The current session is in Legacy mode. Please reboot the computer, and use this software in an EFI session. This will enable this feature. For example, use a live-USB of Boot-Repair-Disk-64bit (www.sourceforge.net/p/boot-repair-cd), after making sure your BIOS is set up to boot USB in EFI mode.

So boot to BIOS, enable EFI, and run boot-repair again.

I hope Ubuntu is installed with UEFI enabled ;)

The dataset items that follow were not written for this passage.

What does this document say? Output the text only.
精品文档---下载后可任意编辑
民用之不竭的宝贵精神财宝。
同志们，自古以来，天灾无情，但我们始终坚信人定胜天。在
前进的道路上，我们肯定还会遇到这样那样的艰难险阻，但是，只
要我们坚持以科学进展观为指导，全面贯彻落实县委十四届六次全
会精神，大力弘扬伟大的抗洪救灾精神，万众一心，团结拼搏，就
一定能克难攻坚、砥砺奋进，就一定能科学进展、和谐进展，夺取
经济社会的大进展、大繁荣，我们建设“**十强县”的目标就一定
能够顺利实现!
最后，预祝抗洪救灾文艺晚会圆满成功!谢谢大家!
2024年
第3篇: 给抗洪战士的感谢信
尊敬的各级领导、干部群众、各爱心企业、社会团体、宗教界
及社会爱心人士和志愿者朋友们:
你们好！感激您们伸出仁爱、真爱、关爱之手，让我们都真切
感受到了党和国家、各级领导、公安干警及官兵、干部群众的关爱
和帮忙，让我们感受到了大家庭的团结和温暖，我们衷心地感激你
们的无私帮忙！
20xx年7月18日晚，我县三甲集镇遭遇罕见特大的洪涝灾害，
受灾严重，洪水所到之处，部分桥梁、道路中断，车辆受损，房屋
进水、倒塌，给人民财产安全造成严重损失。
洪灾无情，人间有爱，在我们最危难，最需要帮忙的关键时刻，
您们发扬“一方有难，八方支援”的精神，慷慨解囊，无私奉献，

  • I had one system not boot grub after a bios update, had to install grub to the MBR (/dev/sda) even though it is efi only booting to get grub back.
    – ravery
    Jun 30, 2017 at 15:56
  • Thanks, I think that might be the problem - Ubuntu is installed in legacy mode. When I installed, I didn't really know what I was doing, so it took some trial and error before I could get GRUB to work with both OSes presented. When I do: pablo@Ubuntu:~$ sudo efibootmgr -v [sudo] password for pablo: EFI variables are not supported on this system. pablo@Ubuntu:~$ which seems to indicate that it's not running in UEFI mode. Is is possible to convert from one to the other? Jun 30, 2017 at 16:10
  • I highly advise you reinstall ubuntu with ufeu enabled.You can try to convert - askubuntu.com/questions/84501/… only you can decide which option is best.
    – Panther
    Jun 30, 2017 at 16:14
  • 1
    Your fstab shows the mount of the ESP - efi system partition, so install was/is UEFI. But you have grub-pc installed to gpt's protective MBR for BIOS boot. With Windows & hardware as UEFI, you should only boot Ubuntu once installed and installer or live version in UEFI mode. Using CSM/BIOS will just confuse things. And updating UEFI/BIOS resets most settings. With BIOS it always reset everything. So I keep a list of changes. And UEFI now has screenshots which you can save to a FAT32 partition, so I also do that.
    – oldfred
    Jun 30, 2017 at 16:29
  • Oldfred is correct; BIOS-mode GRUB cannot chainload to your EFI-mode Windows installation, so you must have been booting in EFI mode before. It's possible that you've installed BIOS-mode GRUB now and that this is the source of your problems. You don't need to re-install Ubuntu. See my answer to this question for a rundown of options, and see this page of mine for information on the CSM and the problems it causes.